Dall’analisi – evidenzia il ministero dell’Ambiente – emerge che l’Italia è uno dei paesi più ricchi di biodiversità, con 6.700 specie di flora vascolare e oltre 58.000 faunistiche, ma che sono molti i fattori di pressione antropica: tra questi i cambiamenti climatici, l’inquinamento, i rifiuti, il consumo di suolo e l’abusivismo edilizio, gli incendi dei boschi e la perdita di biodiversità marina, l’invasione delle specie aliene, lo spreco di acqua, la copertura artificiale del suolo che determina distruzione del paesaggio.
Per avere un’idea della ricchezza che queste minacce stanno mettendo concretamente a rischio, è utile mettere in evidenza una prima stima di cosa rappresenti il capitale naturale italiano: «Il valore complessivo stimato per i servizi ecosistemici in Italia riferito all’anno 2015 è pari – riporta il rapporto – a 338 miliardi di euro, che rappresenta circa il 23% del Pil italiano nel medesimo anno». Per un raffronto in termini economici basti pensare a quanto speso nello stesso anno dallo Stato in interessi sul debito pubblico, ovvero 70 miliardi di euro; in termini assoluti è invece bene non dimenticare che a un default economico il Paese potrebbe (malamente) sopravvivere, ma senza capitale naturale a vincere sarebbe soltanto la morte.

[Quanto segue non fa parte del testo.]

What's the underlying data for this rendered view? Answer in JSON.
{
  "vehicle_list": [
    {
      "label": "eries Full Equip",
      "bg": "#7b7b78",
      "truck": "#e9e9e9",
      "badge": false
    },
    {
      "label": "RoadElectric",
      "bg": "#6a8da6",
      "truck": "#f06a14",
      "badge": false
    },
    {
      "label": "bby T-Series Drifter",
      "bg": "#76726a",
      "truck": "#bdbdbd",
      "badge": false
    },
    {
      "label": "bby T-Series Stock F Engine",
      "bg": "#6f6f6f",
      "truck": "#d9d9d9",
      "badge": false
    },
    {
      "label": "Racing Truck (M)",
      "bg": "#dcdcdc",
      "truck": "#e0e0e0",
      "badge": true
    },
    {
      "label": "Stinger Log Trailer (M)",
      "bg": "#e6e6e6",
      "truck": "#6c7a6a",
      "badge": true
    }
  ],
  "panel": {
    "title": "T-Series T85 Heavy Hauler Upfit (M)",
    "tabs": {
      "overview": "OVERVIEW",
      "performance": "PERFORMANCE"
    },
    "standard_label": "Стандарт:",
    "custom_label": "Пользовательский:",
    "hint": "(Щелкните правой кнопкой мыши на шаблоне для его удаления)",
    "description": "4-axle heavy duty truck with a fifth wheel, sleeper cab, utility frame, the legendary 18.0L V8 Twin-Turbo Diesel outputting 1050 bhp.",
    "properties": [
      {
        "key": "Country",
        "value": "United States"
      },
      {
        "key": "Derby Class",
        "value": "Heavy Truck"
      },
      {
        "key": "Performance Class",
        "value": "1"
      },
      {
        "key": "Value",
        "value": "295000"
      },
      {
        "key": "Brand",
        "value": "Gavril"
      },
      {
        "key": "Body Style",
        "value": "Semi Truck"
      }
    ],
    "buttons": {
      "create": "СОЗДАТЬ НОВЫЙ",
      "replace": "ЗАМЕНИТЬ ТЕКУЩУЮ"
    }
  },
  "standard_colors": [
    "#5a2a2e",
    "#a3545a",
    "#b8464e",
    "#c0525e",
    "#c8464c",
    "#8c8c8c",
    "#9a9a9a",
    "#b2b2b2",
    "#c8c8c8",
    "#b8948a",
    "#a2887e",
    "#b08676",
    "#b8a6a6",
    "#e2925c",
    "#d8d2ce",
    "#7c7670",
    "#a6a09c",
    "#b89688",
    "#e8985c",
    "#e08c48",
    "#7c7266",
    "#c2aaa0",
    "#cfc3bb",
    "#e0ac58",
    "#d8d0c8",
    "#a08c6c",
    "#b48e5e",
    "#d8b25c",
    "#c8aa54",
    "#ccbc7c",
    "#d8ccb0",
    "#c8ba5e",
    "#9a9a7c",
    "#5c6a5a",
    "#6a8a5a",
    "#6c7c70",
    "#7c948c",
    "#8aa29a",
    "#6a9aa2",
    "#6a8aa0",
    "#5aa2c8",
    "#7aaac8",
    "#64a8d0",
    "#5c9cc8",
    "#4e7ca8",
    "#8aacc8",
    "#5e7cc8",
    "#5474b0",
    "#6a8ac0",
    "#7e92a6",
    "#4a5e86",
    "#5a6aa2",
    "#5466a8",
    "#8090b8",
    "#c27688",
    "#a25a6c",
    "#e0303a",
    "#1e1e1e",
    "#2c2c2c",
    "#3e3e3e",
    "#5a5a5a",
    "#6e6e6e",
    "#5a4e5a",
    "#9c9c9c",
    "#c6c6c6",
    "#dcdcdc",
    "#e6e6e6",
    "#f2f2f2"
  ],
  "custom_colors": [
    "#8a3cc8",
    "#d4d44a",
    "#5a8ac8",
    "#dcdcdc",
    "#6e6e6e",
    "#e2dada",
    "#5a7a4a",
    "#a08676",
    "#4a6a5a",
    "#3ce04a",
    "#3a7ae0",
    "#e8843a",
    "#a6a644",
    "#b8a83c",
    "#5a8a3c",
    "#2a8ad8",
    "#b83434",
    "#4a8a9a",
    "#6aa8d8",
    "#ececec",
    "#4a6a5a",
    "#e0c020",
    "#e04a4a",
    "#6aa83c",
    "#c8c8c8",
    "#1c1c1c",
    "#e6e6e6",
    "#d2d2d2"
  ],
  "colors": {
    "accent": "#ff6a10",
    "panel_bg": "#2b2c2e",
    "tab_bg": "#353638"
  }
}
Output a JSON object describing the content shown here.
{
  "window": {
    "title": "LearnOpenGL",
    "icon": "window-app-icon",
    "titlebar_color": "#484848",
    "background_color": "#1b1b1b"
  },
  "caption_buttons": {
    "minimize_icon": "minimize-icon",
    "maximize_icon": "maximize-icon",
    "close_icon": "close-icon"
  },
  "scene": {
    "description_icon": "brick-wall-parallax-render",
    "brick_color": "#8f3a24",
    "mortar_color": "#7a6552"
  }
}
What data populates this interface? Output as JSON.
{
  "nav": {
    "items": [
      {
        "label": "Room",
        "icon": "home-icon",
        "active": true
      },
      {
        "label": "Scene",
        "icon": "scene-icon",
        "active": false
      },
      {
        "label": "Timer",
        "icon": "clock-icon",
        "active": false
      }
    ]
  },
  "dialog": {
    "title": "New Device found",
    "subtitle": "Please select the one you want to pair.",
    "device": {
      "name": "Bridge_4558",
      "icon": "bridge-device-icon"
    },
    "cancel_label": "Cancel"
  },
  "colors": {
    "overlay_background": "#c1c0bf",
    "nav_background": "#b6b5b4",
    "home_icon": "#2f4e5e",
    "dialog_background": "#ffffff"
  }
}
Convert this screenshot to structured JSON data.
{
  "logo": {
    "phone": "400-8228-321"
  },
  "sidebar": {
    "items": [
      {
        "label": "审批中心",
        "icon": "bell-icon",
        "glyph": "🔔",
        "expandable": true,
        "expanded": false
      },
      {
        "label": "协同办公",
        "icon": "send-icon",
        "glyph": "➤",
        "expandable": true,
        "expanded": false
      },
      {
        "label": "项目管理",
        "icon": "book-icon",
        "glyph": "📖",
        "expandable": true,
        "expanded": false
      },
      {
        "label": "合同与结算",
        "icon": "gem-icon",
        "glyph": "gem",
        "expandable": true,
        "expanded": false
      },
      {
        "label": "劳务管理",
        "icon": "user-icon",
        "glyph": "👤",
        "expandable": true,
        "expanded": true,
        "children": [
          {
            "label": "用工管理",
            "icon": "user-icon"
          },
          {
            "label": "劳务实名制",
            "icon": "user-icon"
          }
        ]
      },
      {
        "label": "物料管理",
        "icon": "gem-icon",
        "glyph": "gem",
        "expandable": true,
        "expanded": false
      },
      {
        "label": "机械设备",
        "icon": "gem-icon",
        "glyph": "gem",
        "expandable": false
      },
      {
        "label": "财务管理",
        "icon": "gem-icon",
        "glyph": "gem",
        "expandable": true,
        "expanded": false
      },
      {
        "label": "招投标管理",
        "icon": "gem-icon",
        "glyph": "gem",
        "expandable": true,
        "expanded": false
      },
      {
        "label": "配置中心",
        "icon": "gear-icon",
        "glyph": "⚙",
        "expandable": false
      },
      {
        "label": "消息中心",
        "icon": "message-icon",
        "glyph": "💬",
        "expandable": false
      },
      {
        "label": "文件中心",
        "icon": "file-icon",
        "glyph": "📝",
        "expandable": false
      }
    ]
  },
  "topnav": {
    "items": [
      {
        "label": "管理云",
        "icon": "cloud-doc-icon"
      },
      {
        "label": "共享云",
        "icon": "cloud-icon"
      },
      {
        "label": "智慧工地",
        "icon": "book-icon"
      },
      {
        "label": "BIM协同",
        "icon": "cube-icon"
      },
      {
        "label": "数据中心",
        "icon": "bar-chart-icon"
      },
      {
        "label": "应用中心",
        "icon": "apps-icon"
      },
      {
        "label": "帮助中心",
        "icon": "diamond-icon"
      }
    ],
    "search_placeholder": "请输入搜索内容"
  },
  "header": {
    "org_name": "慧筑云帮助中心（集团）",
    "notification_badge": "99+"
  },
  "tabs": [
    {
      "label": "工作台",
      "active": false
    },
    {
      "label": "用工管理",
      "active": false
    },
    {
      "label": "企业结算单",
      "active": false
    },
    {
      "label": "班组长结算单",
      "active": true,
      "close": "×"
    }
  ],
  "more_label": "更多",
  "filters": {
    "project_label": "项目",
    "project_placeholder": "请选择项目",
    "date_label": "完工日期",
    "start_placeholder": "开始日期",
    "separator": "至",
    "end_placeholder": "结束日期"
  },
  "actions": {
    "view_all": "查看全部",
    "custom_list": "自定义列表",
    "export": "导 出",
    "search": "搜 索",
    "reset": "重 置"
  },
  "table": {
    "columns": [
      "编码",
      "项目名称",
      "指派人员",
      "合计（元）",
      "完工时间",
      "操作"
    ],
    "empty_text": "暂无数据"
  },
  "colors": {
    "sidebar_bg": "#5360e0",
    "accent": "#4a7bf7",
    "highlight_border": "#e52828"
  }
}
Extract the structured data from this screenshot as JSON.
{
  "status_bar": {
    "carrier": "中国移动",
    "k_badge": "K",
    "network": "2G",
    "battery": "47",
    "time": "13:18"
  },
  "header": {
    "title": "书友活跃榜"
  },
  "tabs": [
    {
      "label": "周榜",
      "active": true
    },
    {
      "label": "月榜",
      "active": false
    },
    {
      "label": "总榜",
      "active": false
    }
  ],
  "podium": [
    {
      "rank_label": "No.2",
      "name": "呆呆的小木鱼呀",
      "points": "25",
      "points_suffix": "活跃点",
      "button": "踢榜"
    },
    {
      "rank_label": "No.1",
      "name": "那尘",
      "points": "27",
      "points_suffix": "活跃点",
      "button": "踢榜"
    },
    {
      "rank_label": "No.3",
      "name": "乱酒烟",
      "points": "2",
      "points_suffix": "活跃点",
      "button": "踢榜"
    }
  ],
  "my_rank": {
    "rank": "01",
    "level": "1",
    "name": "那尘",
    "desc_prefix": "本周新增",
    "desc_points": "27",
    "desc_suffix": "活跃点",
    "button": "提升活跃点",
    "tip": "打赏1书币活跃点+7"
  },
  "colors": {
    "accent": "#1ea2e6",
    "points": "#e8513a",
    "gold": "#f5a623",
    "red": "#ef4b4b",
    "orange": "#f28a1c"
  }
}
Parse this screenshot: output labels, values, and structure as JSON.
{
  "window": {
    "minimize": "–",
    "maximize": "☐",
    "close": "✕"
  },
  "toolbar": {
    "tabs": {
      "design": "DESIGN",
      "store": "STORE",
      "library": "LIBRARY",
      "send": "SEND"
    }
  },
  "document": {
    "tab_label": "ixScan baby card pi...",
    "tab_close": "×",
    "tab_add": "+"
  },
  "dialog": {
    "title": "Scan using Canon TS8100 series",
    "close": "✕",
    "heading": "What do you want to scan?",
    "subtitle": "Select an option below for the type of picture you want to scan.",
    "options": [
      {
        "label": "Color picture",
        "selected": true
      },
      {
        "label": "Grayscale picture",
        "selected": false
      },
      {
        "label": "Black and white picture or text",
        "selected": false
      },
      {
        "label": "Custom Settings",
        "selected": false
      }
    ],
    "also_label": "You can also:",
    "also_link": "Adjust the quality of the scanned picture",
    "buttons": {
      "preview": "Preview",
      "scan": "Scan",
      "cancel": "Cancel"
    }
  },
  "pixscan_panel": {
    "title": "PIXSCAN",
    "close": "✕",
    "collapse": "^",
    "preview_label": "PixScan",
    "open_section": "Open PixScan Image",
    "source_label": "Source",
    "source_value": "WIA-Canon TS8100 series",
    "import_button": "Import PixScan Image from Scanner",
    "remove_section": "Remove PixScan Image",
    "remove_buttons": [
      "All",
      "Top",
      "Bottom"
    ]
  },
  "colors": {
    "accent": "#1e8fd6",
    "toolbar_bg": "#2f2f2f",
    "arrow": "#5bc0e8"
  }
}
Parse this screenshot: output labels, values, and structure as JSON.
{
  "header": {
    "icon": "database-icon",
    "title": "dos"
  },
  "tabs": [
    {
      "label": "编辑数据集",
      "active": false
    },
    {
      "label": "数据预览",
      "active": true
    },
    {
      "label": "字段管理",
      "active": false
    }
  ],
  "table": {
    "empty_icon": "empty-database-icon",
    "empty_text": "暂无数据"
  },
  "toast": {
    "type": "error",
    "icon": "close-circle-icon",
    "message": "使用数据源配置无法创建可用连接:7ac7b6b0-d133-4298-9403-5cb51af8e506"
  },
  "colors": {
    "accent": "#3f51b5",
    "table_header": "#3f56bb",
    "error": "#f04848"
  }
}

«Il capitale naturale non può continuare ad essere ‘invisibile’ per i modelli economici – spiega al proposito Gianfranco Bologna – Così è stato fino ad oggi ma deve essere considerato fondamentale per l’umanità; ecco perché oggi si cerca di individuare le modalità per “mettere in conto” la natura, cercare di fornirgli un ‘valore’. Questo valore non deve e non può essere individuato solo in termini “monetari” perché i valori delle strutture, dei processi, delle funzioni e dei servizi dei sistemi naturali vanno ben oltre ogni possibilità economica di mera rendicontazione monetaria. Ora è molto importante che questo cambiamento di approccio rispetto alle risorse naturali non resti solo sulla carta me che diventi una regola della programmazione economica».